The phone in an apartment begins ringing on page 35, but isn’t picked up until page 59… and it has rung only about ten times.

“Literary experimention” brought me to look up the other one, Flann O’Brien, that has the name hints, is a flamboyant writer that I’ve never heard about but that apparently is one of the very Big Names. I’ve only read 20-30 pages and I still have no idea about what I’m reading, but for now it fits in the same mental drawer of Vonnegut.

…But. September is a great month, and all you see above was not what I wanted to write about, because my purpose was instead to point at two books, coming out, guess what, next September!
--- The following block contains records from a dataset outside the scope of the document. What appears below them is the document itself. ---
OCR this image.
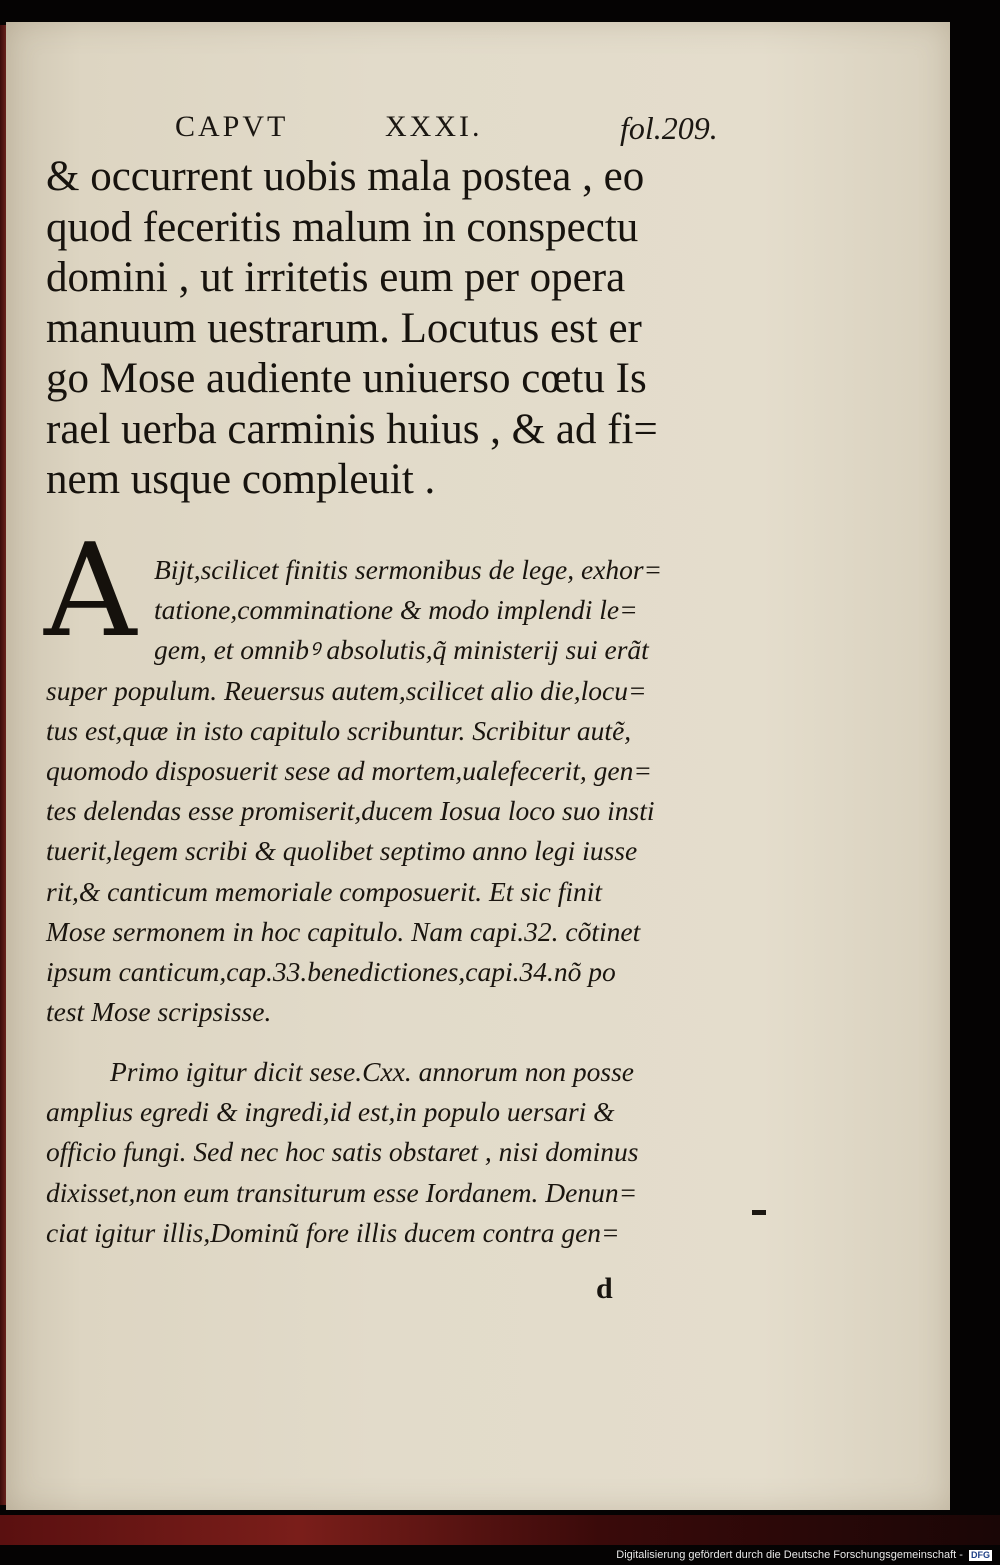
CAPVT	XXXI.	fol.209.
& occurrent uobis mala postea , eo
quod feceritis malum in conspectu
domini , ut irritetis eum per opera
manuum uestrarum. Locutus est er
go Mose audiente uniuerso cœtu Is
rael uerba carminis huius , & ad fi=
nem usque compleuit .
A Bijt,scilicet finitis sermonibus de lege, exhor=
tatione,comminatione & modo implendi le=
gem, et omnibꝰ absolutis,q̃ ministerij sui erãt
super populum. Reuersus autem,scilicet alio die,locu=
tus est,quæ in isto capitulo scribuntur. Scribitur autẽ,
quomodo disposuerit sese ad mortem,ualefecerit, gen=
tes delendas esse promiserit,ducem Iosua loco suo insti
tuerit,legem scribi & quolibet septimo anno legi iusse
rit,& canticum memoriale composuerit. Et sic finit
Mose sermonem in hoc capitulo. Nam capi.32. cõtinet
ipsum canticum,cap.33.benedictiones,capi.34.nõ po
test Mose scripsisse.
Primo igitur dicit sese.Cxx. annorum non posse
amplius egredi & ingredi,id est,in populo uersari &
officio fungi. Sed nec hoc satis obstaret , nisi dominus
dixisset,non eum transiturum esse Iordanem. Denun=
ciat igitur illis,Dominũ fore illis ducem contra gen=
d
Digitalisierung gefördert durch die Deutsche Forschungsgemeinschaft - DFG
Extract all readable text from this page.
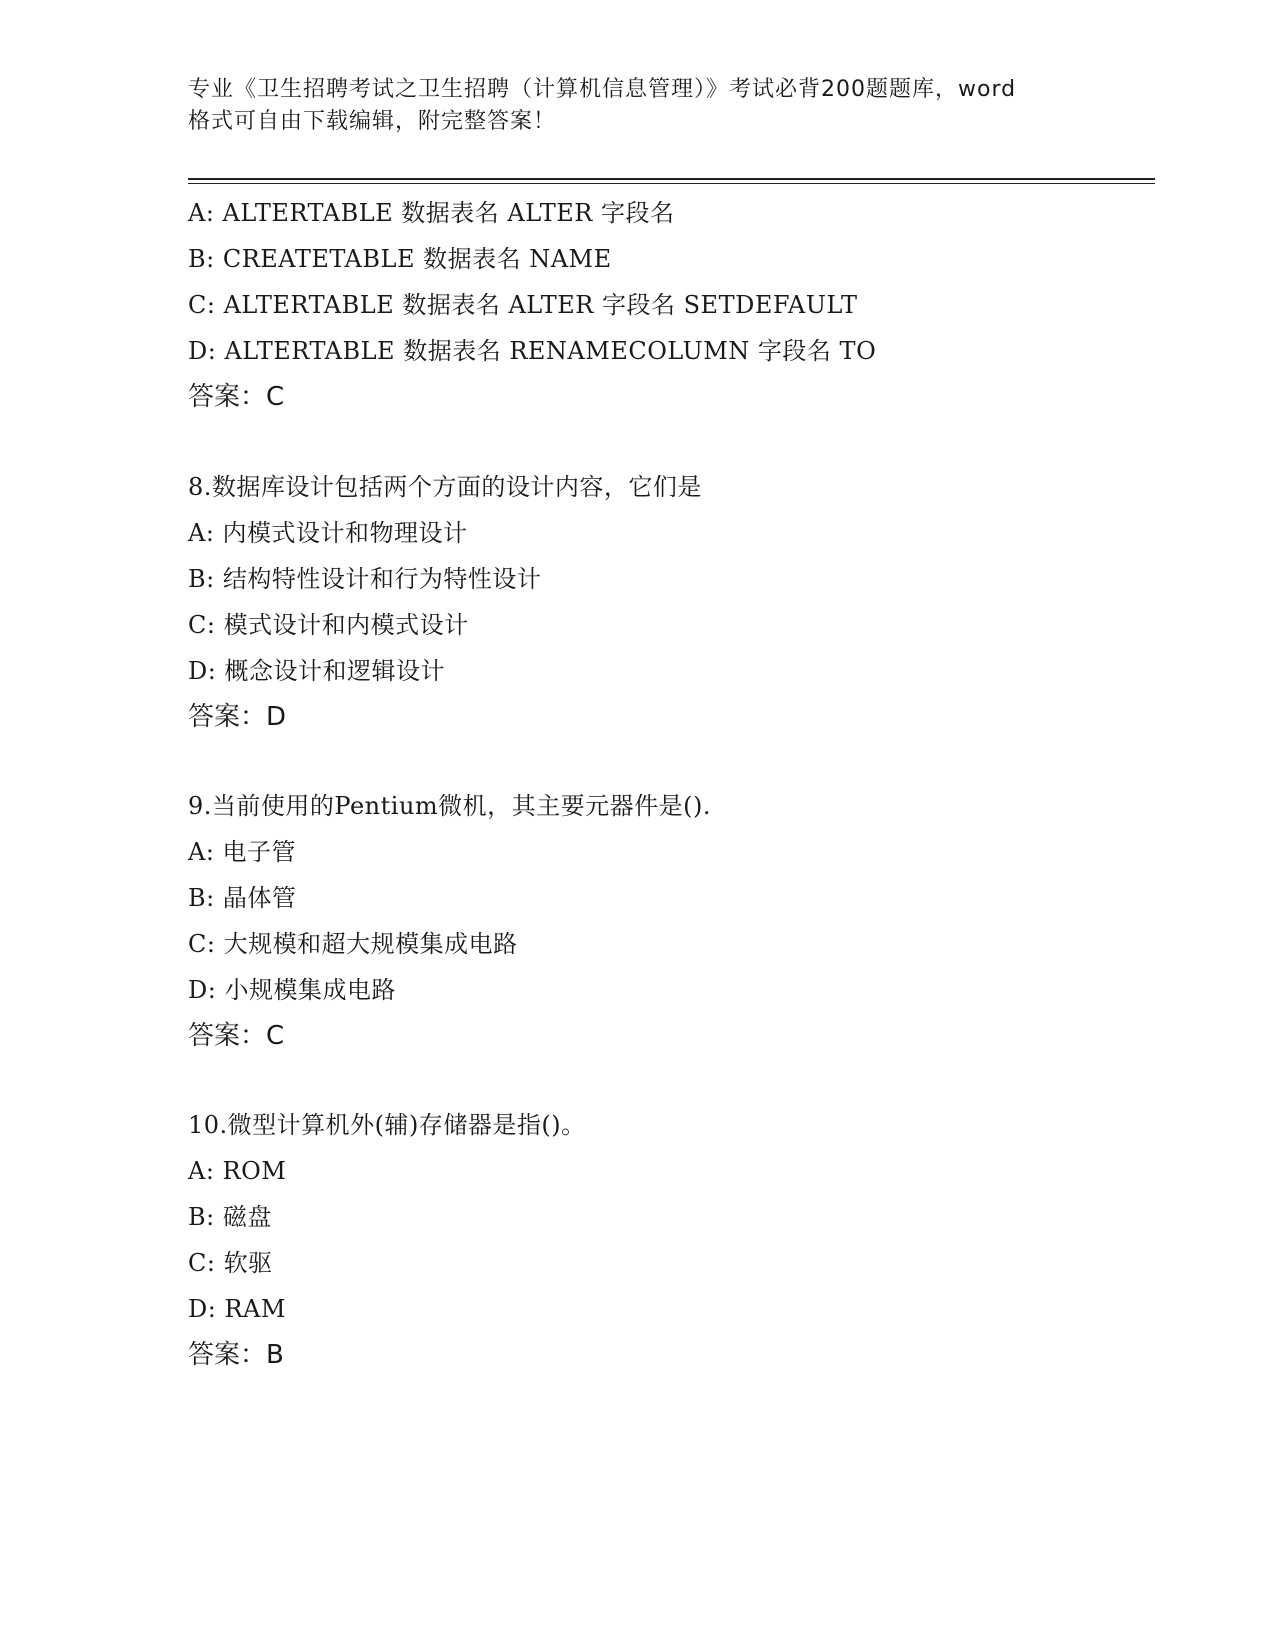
专业《卫生招聘考试之卫生招聘（计算机信息管理）》考试必背200题题库，word
格式可自由下载编辑，附完整答案！
A: ALTERTABLE 数据表名 ALTER 字段名
B: CREATETABLE 数据表名 NAME
C: ALTERTABLE 数据表名 ALTER 字段名 SETDEFAULT
D: ALTERTABLE 数据表名 RENAMECOLUMN 字段名 TO
答案：C
8.数据库设计包括两个方面的设计内容，它们是
A: 内模式设计和物理设计
B: 结构特性设计和行为特性设计
C: 模式设计和内模式设计
D: 概念设计和逻辑设计
答案：D
9.当前使用的Pentium微机，其主要元器件是().
A: 电子管
B: 晶体管
C: 大规模和超大规模集成电路
D: 小规模集成电路
答案：C
10.微型计算机外(辅)存储器是指()。
A: ROM
B: 磁盘
C: 软驱
D: RAM
答案：B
And now maybe you see the link? Because these two upcoming books are ALSO literary impossibilities. Negative spaces of literature where failure (of communication) meets ambition.

The first, more mainstream book is, finally, “Jerusalem” by Alan Moore. Hyped as a 1 million word book, it turns out it’s a bit more moderate:

“I was determined not to have a publishing house editor near this book”

“Not like Lord of the Rings, it’s not a trilogy, it’s one book of enormous length.”

“The one I’m doing at the moment is based upon Lucia Joyce, James Joyce’s daughter, who spent the last 30 years of her life in St Andrews Hospital, the mental institution next door to the school I used to attend. I’ve got this story about Lucia wandering through the madhouse grounds. She’s also coming unstuck in space and time a little bit. She’s wandering in her own mind. I decided to write this in an approximation of her Dad’s language.”

“We’re suddenly following a gang of dead children as they tunnel about through time in a kind of fourth-dimensional afterlife”

“It’s been reported that it’s more than a million words, which it isn’t. I think my daughter Leah, who was touchingly proud when I told her that I’d finished the first draft, must have thought that I’d said it was a million, but no, it’s a pathetic 615,000. So it’s little more than a pamphlet, really.”

The second is just the physical manifestation of literary excess. Firstly in price: $70. And secondly in size: 1496 pages. But that pagecount might not even say the whole story, as this is an old book, released 46 years ago, and the pictures I’ve seen of the original German edition show something truly HUGE even in format, and with a page layout that can challenge Danielewski. The fact it’s been translated in English (and that it exists as a thing) is science fiction.

And here’s how it looked in manuscript form:

Zettel’s Bottom (and if you glance at the publisher, you can easily make the connection that shows how I found it, from Flann O’Brien to this).

Give it to me right now.

But if you think this is all too literary aloft I also have to confess I’ve ordered yesterday two other books. Outlander by Diana Gabaldon, after having spent a few hours on youtube watching interviews (1, 2 and bewildering enthusiastic review by intended audience), and Illuminae, that for some reason came ahead in my wishlist of Danielewski own literary excess: The Familiar series. I already have the first volume, even if it’s still in TBR pile, and it’s the second one I’ll have to order at some point, but for now Illuminae won my curiosity first, and I don’t need to write more about it since that book is already all over the place and praised in its intended circles.